Among the Money Marketing reporters I’ve learned to admire in the last couple of years, Lois Vallely is top of my list. Not only is Lois an elegant writer, her use of drop intros – a teasing, suspense-generating, sideways introduction to a story – is exceptionally good.

A superb example of a Vallely drop intro, as she first took us through her skills as a Texas Hold ’Em player, was her cover story for last month’s issue on the subject of the triple lock for pensions.

In recent weeks, both Tory and Labour parties have been trying to come to terms with the fact a policy originally intended to generate small above-inflation annual increases in the value of the state pension suddenly risk landing whoever is next in office with huge bills for two years in a row: 10.1% last year and, potentially, another 8.5% in April.

The real losers, as ever, will be pensioners

Lois is right: faced with that scenario, both prime minister Rishi Sunak and leader of the opposition Keir Starmer are desperately praying the other side cracks first and announces a “review” of the triple lock that will lead to it being neutered before its costs spiral out of control.
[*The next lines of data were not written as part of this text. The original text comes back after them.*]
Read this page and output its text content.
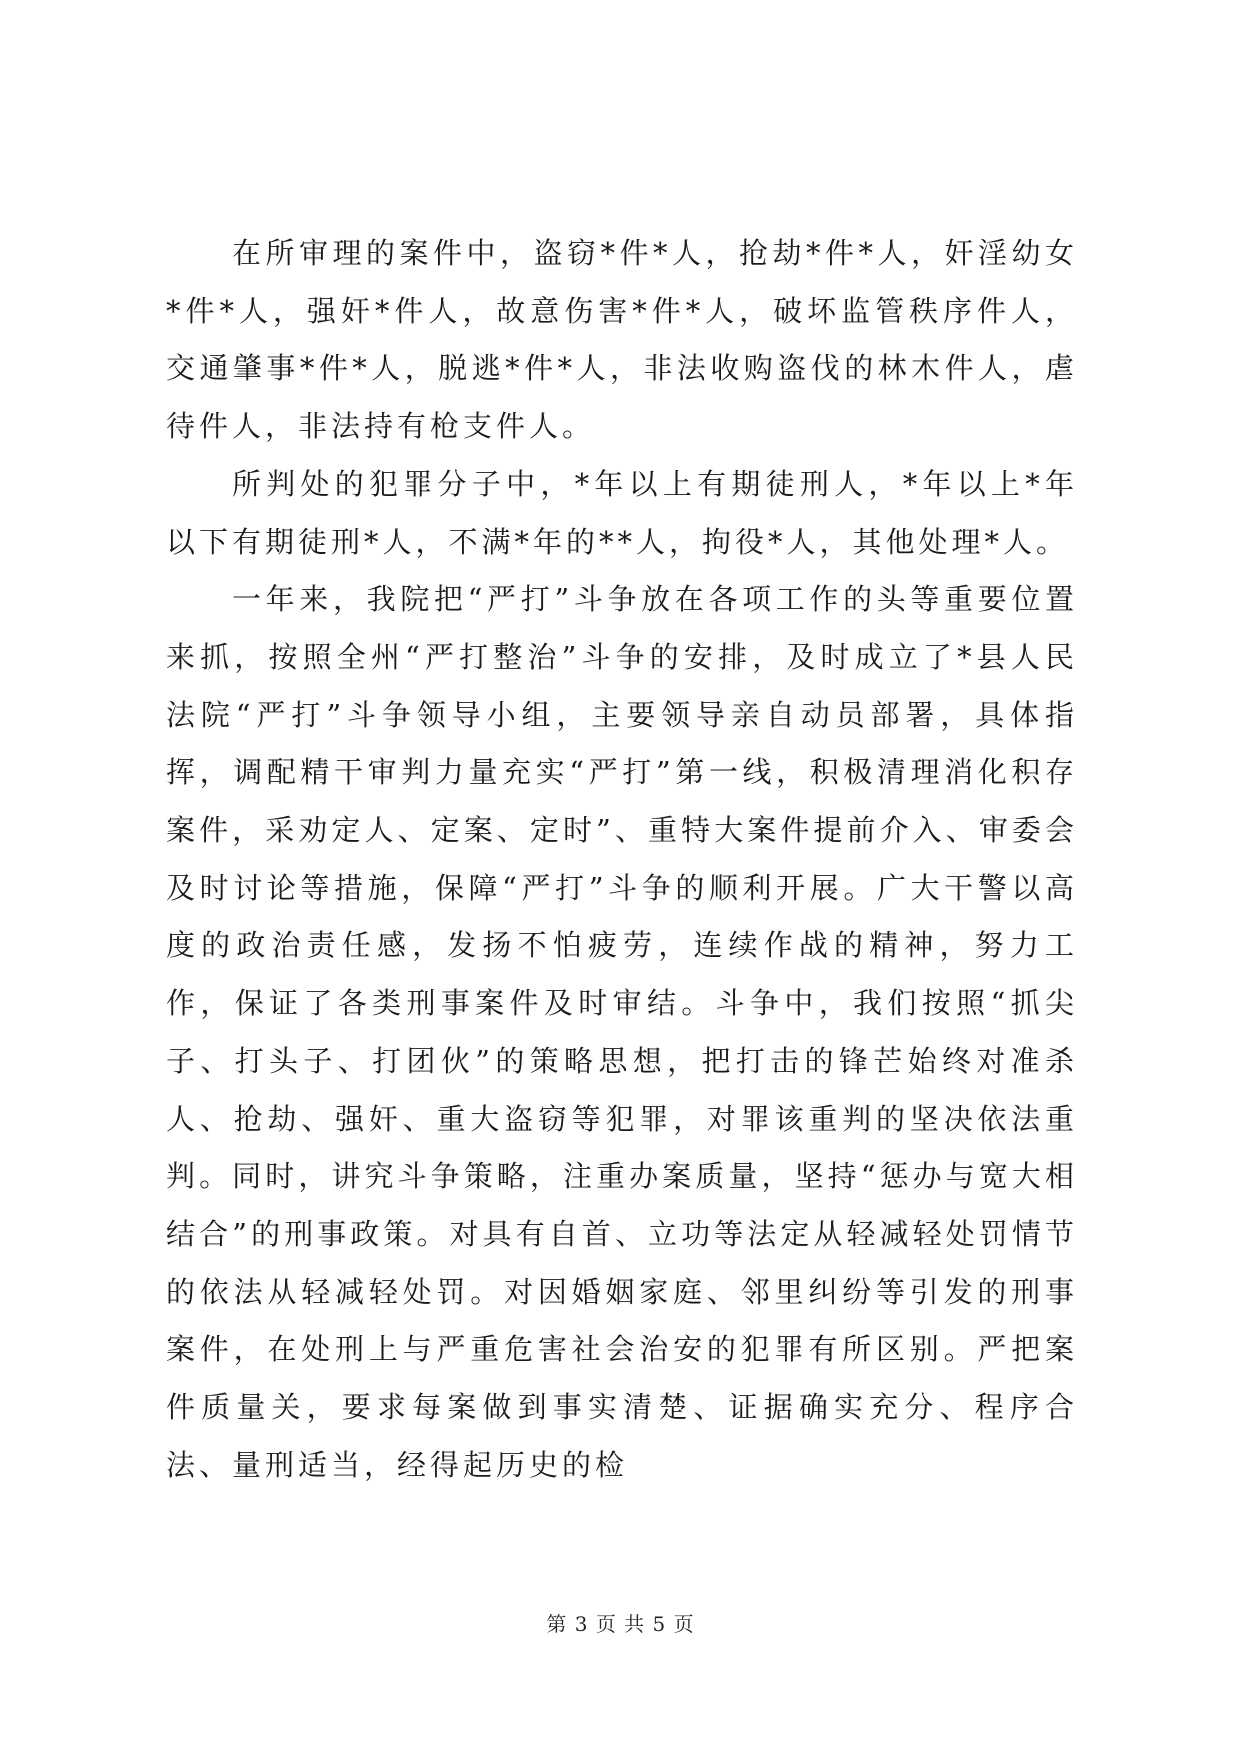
在所审理的案件中，盗窃*件*人，抢劫*件*人，奸淫幼女*件*人，强奸*件人，故意伤害*件*人，破坏监管秩序件人，交通肇事*件*人，脱逃*件*人，非法收购盗伐的林木件人，虐待件人，非法持有枪支件人。

所判处的犯罪分子中，*年以上有期徒刑人，*年以上*年以下有期徒刑*人，不满*年的**人，拘役*人，其他处理*人。

一年来，我院把“严打”斗争放在各项工作的头等重要位置来抓，按照全州“严打整治”斗争的安排，及时成立了*县人民法院“严打”斗争领导小组，主要领导亲自动员部署，具体指挥，调配精干审判力量充实“严打”第一线，积极清理消化积存案件，采劝定人、定案、定时”、重特大案件提前介入、审委会及时讨论等措施，保障“严打”斗争的顺利开展。广大干警以高度的政治责任感，发扬不怕疲劳，连续作战的精神，努力工作，保证了各类刑事案件及时审结。斗争中，我们按照“抓尖子、打头子、打团伙”的策略思想，把打击的锋芒始终对准杀人、抢劫、强奸、重大盗窃等犯罪，对罪该重判的坚决依法重判。同时，讲究斗争策略，注重办案质量，坚持“惩办与宽大相结合”的刑事政策。对具有自首、立功等法定从轻减轻处罚情节的依法从轻减轻处罚。对因婚姻家庭、邻里纠纷等引发的刑事案件，在处刑上与严重危害社会治安的犯罪有所区别。严把案件质量关，要求每案做到事实清楚、证据确实充分、程序合法、量刑适当，经得起历史的检

第 3 页 共 5 页
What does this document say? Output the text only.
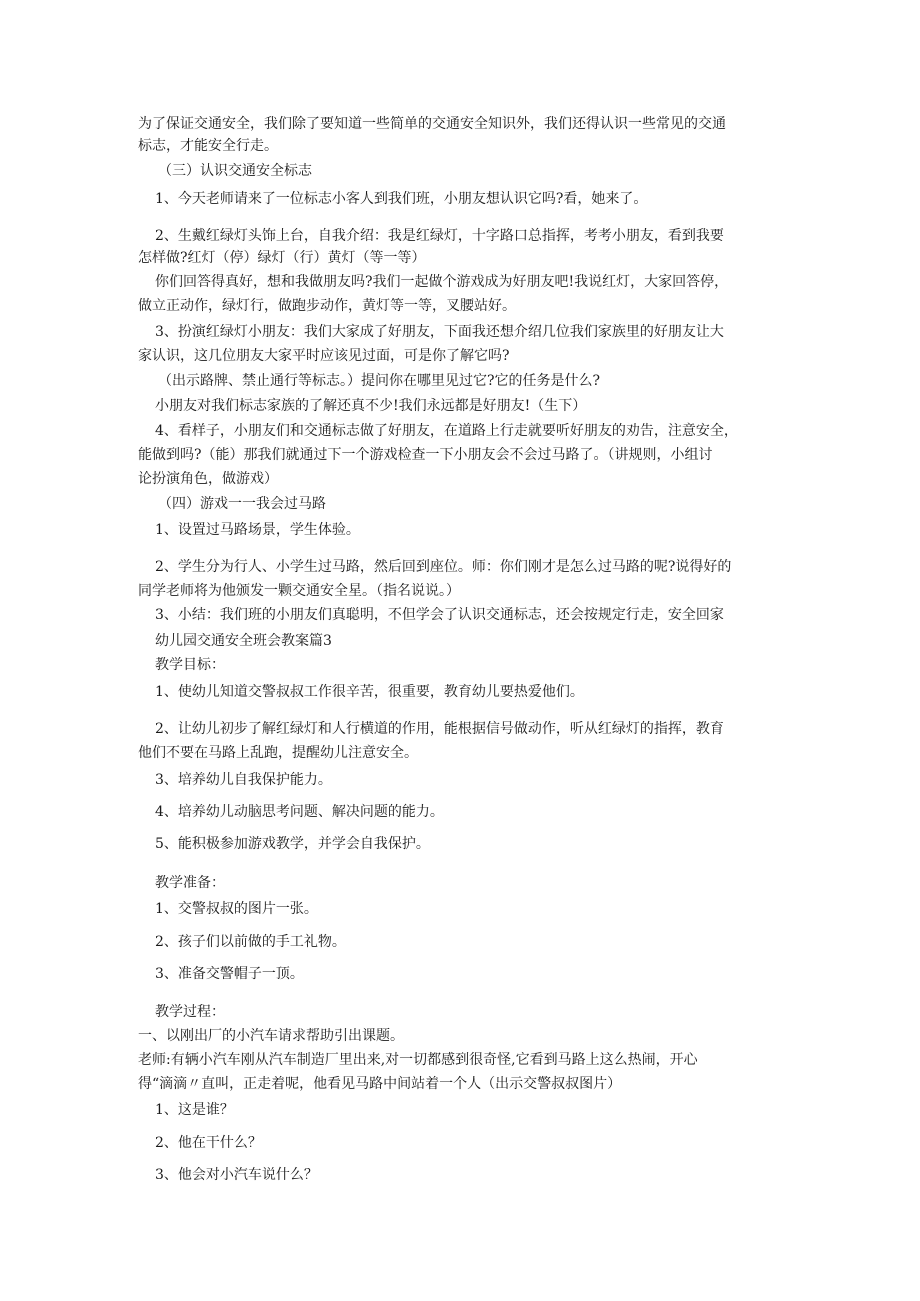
为了保证交通安全，我们除了要知道一些简单的交通安全知识外，我们还得认识一些常见的交通
标志，才能安全行走。
（三）认识交通安全标志
1、今天老师请来了一位标志小客人到我们班，小朋友想认识它吗?看，她来了。
2、生戴红绿灯头饰上台，自我介绍：我是红绿灯，十字路口总指挥，考考小朋友，看到我要
怎样做?红灯（停）绿灯（行）黄灯（等一等）
你们回答得真好，想和我做朋友吗?我们一起做个游戏成为好朋友吧!我说红灯，大家回答停，
做立正动作，绿灯行，做跑步动作，黄灯等一等，叉腰站好。
3、扮演红绿灯小朋友：我们大家成了好朋友，下面我还想介绍几位我们家族里的好朋友让大
家认识，这几位朋友大家平时应该见过面，可是你了解它吗?
（出示路牌、禁止通行等标志。）提问你在哪里见过它?它的任务是什么?
小朋友对我们标志家族的了解还真不少!我们永远都是好朋友!（生下）
4、看样子，小朋友们和交通标志做了好朋友，在道路上行走就要听好朋友的劝告，注意安全，
能做到吗?（能）那我们就通过下一个游戏检查一下小朋友会不会过马路了。（讲规则，小组讨
论扮演角色，做游戏）
（四）游戏一一我会过马路
1、设置过马路场景，学生体验。
2、学生分为行人、小学生过马路，然后回到座位。师：你们刚才是怎么过马路的呢?说得好的
同学老师将为他颁发一颗交通安全星。（指名说说。）
3、小结：我们班的小朋友们真聪明，不但学会了认识交通标志，还会按规定行走，安全回家
幼儿园交通安全班会教案篇3
教学目标：
1、使幼儿知道交警叔叔工作很辛苦，很重要，教育幼儿要热爱他们。
2、让幼儿初步了解红绿灯和人行横道的作用，能根据信号做动作，听从红绿灯的指挥，教育
他们不要在马路上乱跑，提醒幼儿注意安全。
3、培养幼儿自我保护能力。
4、培养幼儿动脑思考问题、解决问题的能力。
5、能积极参加游戏教学，并学会自我保护。
教学准备：
1、交警叔叔的图片一张。
2、孩子们以前做的手工礼物。
3、准备交警帽子一顶。
教学过程：
一、以刚出厂的小汽车请求帮助引出课题。
老师:有辆小汽车刚从汽车制造厂里出来,对一切都感到很奇怪,它看到马路上这么热闹，开心
得“滴滴〃直叫，正走着呢，他看见马路中间站着一个人（出示交警叔叔图片）
1、这是谁？
2、他在干什么？
3、他会对小汽车说什么？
That way, whoever blinks first can be accused of a heartless attack on pensioners’ incomes. Meanwhile, the other side will say, while their opponent is behaving brutally towards the elderly, they cannot possibly make further commitments on the triple lock until such a review is completed – at which point we can safely assume it will be ditched.

Which would be a tragedy. Because if the triple lock is dumped, as many predict, it will mark the end of a brief period when, for the first time, millions of UK pensioners have dared to hope they wouldn’t be facing abject poverty in the final years of their lives.

Scrapping it would be to treat state pensions as bargaining chips in a game between political parties determined to look ‘responsible’ on public spending

For all the talk of how today’s retirees are lording it over every other age cohort in the country, the reality is that the full state pension is worth just £203 a week at present. That’s £10,500 a year. Plus a few hundred quid extra in winter fuel payments. That’s just over 25% of the mean average salary for full-time workers in the UK.

What many better-off commentators also forget is that inflation for someone who spends a disproportionate proportion of their income on food, meant extra annual costs of 13.6% in August 2023 compared to 12 months earlier, dropping to “just” 9.9% last month.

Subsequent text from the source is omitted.